Effective management of invasive species requires rapid detection and dynamic monitoring. Remote sensing offers an efficient alternative to field surveys for invasive plants; however, distinguishing individual plant species can be challenging especially over geographic scales. Satellite imagery is the most practical source of data for developing predictive models over landscapes, but spatial resolution and spectral information can be limiting. We applied deep learning neural networks to two types of satellite imagery in an effort to detect the invasive plant, leafy spurge (Euphorbia virgata), across a heterogeneous landscape in Minnesota, USA. We first developed convolutional neural networks (CNNs) with static imagery from Worldview-2 and Planetscope satellites. Worldview-2 imagery has high spatial and spectral resolution, but images are not routinely taken in space or time. By contrast, Planetscope imagery has lower spatial and spectral resolution, but images are taken daily across Earth. Second, we modified the CNN for Planetscope to include a long short-term memory (LSTM) layer that leverages information on growth and flowering phenology from a time series of images.
Results/Conclusions
The model using high-resolution Worldivew-2 imagery had 96.1% accuracy in detecting leafy spurge, whereas the latter model using Planetscope imagery had 89.9% accuracy. The detection accuracy of the Planetscope LSTM model was 96.3%, which is on par with the high-resolution, Worldview-2 model. Across models, most false positive errors occurred near true populations, indicating that these errors are not consequential for management.
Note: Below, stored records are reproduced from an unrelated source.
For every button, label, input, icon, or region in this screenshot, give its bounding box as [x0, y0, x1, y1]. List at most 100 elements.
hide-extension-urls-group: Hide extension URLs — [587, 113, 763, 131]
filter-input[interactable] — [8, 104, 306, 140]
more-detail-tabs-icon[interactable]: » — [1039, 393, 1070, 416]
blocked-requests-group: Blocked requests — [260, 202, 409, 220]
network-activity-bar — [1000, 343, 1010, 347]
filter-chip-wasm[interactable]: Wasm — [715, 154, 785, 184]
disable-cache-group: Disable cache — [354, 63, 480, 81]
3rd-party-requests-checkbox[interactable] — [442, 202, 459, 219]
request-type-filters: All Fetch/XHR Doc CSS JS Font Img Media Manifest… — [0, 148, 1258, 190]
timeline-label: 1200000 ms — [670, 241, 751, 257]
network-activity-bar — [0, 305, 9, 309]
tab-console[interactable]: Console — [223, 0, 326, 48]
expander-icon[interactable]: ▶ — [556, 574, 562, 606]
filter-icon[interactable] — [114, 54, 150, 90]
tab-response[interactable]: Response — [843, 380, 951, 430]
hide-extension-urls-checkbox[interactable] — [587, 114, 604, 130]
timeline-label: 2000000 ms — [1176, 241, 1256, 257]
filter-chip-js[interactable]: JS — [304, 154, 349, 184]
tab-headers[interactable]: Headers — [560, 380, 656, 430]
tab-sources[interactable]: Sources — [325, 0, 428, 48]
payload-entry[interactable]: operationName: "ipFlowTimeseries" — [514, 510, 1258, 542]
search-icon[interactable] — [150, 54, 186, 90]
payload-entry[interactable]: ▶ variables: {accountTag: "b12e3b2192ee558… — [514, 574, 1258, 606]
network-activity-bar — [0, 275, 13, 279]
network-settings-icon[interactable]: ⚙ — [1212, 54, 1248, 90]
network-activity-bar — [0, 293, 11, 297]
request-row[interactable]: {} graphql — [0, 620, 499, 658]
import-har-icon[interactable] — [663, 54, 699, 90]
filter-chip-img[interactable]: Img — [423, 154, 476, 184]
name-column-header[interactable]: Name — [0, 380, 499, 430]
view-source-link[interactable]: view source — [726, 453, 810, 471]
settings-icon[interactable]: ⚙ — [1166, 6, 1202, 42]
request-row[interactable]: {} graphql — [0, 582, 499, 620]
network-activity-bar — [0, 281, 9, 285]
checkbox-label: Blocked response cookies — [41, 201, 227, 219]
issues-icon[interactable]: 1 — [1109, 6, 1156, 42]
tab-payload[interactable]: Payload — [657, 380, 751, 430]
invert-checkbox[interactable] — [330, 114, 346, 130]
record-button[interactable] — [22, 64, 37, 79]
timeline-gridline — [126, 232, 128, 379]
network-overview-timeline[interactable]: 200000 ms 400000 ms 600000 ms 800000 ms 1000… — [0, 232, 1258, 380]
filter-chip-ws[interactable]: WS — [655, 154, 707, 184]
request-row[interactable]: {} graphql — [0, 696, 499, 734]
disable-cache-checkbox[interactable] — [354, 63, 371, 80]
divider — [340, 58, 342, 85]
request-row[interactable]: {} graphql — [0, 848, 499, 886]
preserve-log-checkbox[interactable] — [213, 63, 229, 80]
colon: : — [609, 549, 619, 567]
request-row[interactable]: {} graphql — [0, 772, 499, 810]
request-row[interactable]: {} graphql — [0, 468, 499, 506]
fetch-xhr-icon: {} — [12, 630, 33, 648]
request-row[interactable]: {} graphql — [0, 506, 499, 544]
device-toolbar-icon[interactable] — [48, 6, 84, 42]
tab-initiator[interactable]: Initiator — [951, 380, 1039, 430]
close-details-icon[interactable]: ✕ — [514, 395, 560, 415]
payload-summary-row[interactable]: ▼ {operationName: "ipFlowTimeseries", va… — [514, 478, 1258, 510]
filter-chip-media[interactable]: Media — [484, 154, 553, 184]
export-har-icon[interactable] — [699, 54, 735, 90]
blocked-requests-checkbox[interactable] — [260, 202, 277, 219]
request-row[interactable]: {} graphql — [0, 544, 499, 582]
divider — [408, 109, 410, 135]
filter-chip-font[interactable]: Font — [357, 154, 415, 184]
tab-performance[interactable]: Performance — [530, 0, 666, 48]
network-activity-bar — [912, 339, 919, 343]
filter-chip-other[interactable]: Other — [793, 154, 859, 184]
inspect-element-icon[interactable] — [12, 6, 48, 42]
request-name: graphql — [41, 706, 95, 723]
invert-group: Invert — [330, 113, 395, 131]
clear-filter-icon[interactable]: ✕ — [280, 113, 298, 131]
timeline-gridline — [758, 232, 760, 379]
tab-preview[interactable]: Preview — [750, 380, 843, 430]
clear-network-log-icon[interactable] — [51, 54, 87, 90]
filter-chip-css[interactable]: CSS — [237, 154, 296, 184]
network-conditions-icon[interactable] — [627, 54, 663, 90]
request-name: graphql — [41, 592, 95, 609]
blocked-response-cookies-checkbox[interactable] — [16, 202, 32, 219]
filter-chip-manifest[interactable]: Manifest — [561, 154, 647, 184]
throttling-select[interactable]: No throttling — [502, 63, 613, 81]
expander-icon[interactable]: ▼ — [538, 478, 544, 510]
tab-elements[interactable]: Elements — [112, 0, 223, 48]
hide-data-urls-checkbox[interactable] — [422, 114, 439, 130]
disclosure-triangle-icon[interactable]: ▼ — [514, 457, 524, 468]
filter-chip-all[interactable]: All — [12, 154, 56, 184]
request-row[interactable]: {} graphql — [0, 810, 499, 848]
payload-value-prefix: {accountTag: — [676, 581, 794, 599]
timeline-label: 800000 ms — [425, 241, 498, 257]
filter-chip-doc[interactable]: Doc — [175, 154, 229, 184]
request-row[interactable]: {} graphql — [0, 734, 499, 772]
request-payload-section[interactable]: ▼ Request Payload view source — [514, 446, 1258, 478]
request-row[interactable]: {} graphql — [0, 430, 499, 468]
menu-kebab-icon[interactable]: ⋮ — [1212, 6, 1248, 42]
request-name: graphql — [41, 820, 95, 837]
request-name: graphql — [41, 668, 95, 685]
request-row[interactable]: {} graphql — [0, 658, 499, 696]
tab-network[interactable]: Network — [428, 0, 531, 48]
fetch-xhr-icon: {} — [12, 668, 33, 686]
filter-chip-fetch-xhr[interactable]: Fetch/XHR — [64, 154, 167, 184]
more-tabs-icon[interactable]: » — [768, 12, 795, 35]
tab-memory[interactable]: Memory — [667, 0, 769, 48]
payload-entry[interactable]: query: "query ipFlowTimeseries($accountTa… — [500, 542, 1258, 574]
We identified that early and mid-season phenological periods in the Planetscope time series were key to predicting leafy spurge. Additionally, green, red-edge, and near-infrared spectral bands were important for differentiating leafy spurge from other vegetation. These findings suggest that deep learning models can accurately identify individual species over complex landscapes even with satellite imagery of modest spatial and spectral resolution if a temporal series of images is incorporated. Our results will help inform future management efforts using remote sensing to identify invasive plants, especially across large-scale, remote, and data-sparse areas.